Non solo le persone ma tante altre cose sono cambiate dal 1978, quando l' ex brigatista rosso Franco Bonisoli partecipò alla strage di via Fani, per eliminare gli uomini della scorta e sequestrare il presidente della Democrazia cristiana Aldo Moro; e l' ex bambino Giovanni Ricci capì quel che era successo a suo padre - Domenico Ricci, appuntato dei carabinieri e autista di Moro - vedendolo crivellato di proiettili nella foto pubblicata sull' edizione straordinaria di un giornale.
Quarant' anni dopo, nella chiesa del Gesù dove Benigno Zaccagnini e altri politici venivano a pregare e piangere nei giorni del sequestro, Bonisoli e Ricci ne parlano a un migliaio di ragazzi di oggi, venuti e Roma per incontrare il papa e che nella veglia notturna assistono all' incontro tra un carnefice e la sua vittima.

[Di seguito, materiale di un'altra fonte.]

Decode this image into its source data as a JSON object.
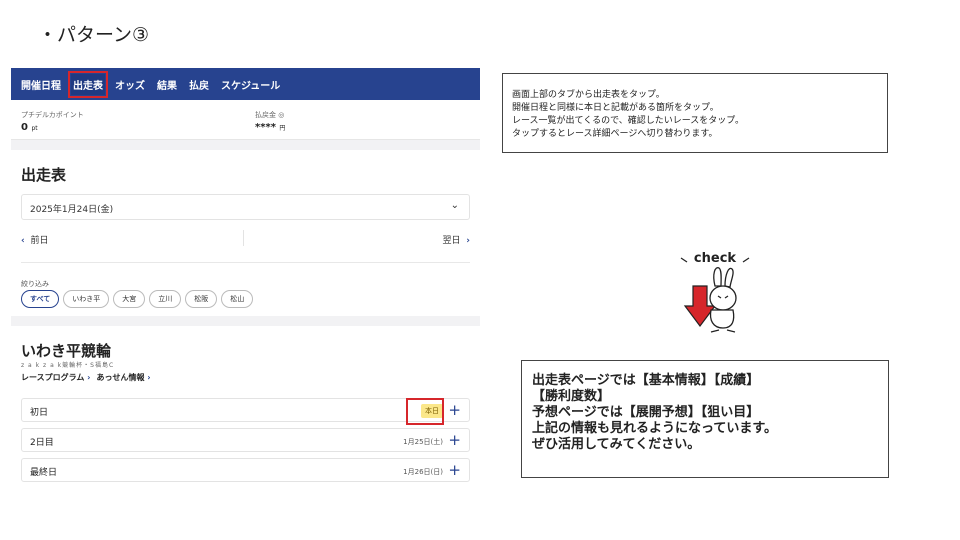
{
  "slide": {
    "heading": "・パターン③"
  },
  "app": {
    "tabs": [
      {
        "label": "開催日程",
        "active": false
      },
      {
        "label": "出走表",
        "active": true
      },
      {
        "label": "オッズ",
        "active": false
      },
      {
        "label": "結果",
        "active": false
      },
      {
        "label": "払戻",
        "active": false
      },
      {
        "label": "スケジュール",
        "active": false
      }
    ],
    "points": {
      "label": "プチデルカポイント",
      "value": "0",
      "unit": "pt"
    },
    "refund": {
      "label": "払戻金",
      "value": "****",
      "unit": "円"
    },
    "entry_table": {
      "title": "出走表",
      "date_value": "2025年1月24日(金)",
      "prev_label": "前日",
      "next_label": "翌日",
      "filter_label": "絞り込み",
      "filters": [
        "すべて",
        "いわき平",
        "大宮",
        "立川",
        "松阪",
        "松山"
      ]
    },
    "venue": {
      "name": "いわき平競輪",
      "subtitle": "z a k z a k競輪杯・S福島C",
      "links": [
        "レースプログラム",
        "あっせん情報"
      ],
      "days": [
        {
          "name": "初日",
          "date": "",
          "badge": "本日"
        },
        {
          "name": "2日目",
          "date": "1月25日(土)",
          "badge": ""
        },
        {
          "name": "最終日",
          "date": "1月26日(日)",
          "badge": ""
        }
      ]
    }
  },
  "callout_top": {
    "lines": [
      "画面上部のタブから出走表をタップ。",
      "開催日程と同様に本日と記載がある箇所をタップ。",
      "レース一覧が出てくるので、確認したいレースをタップ。",
      "タップするとレース詳細ページへ切り替わります。"
    ]
  },
  "check_badge": {
    "text": "check"
  },
  "callout_bottom": {
    "lines": [
      "出走表ページでは【基本情報】【成績】",
      "【勝利度数】",
      "予想ページでは【展開予想】【狙い目】",
      "上記の情報も見れるようになっています。",
      "ぜひ活用してみてください。"
    ]
  },
  "colors": {
    "nav": "#27438f",
    "highlight": "#d6262b",
    "badge": "#fbe78a"
  }
}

Nessuno di loro era nato quando Moro fu rapito e, 55 giorni dopo, ritrovato cadavere nel bagagliaio della Renault rossa, a trecento metri da qui, tra le sedi della Dc e del Pci, che oggi non ci sono più. Restano i palazzi antichi, resta la chiesa secolare, e resta la testimonianza di due persone che, con ruoli decisamente diversi, hanno attraversato quella stagione di sangue e ne portano ancora i segni.
Davanti all'altare centrale, stimolati dalle domande di un sacerdote, raccontano le ragioni della morte e del dolore trasformati in speranza e riscatto; uno da responsabile e l'altro da innocente, ma entrambi attraverso l' incontro e il dialogo, che quasi miracolosamente cancellano ogni traccia di sacrilegio nel sentire un assassino parlare in chiesa, o un prete che porta a esempio il percorso che ha compiuto.
«Nel nome della rivoluzione feci una scelta totalizzante che trasformava le persone in cose, simboli da abbattere, nemici da eliminare - spiega l' ex brigatista rosso che ripercorre l'escalation violenta degli anni Settanta, dalle macchine bruciate agli omicidi -. E quando mi hanno arrestato ho continuato a combattere lo Stato dal carcere, finché le convinzioni non hanno cominciato a incrinarsi e io ho pensato di suicidarmi perché con la lotta armata doveva finire anche la mia vita. Ma poi un cappellano ci ha chiamato "fratelli", ed è cominciata la risalita dall' inferno al purgatorio».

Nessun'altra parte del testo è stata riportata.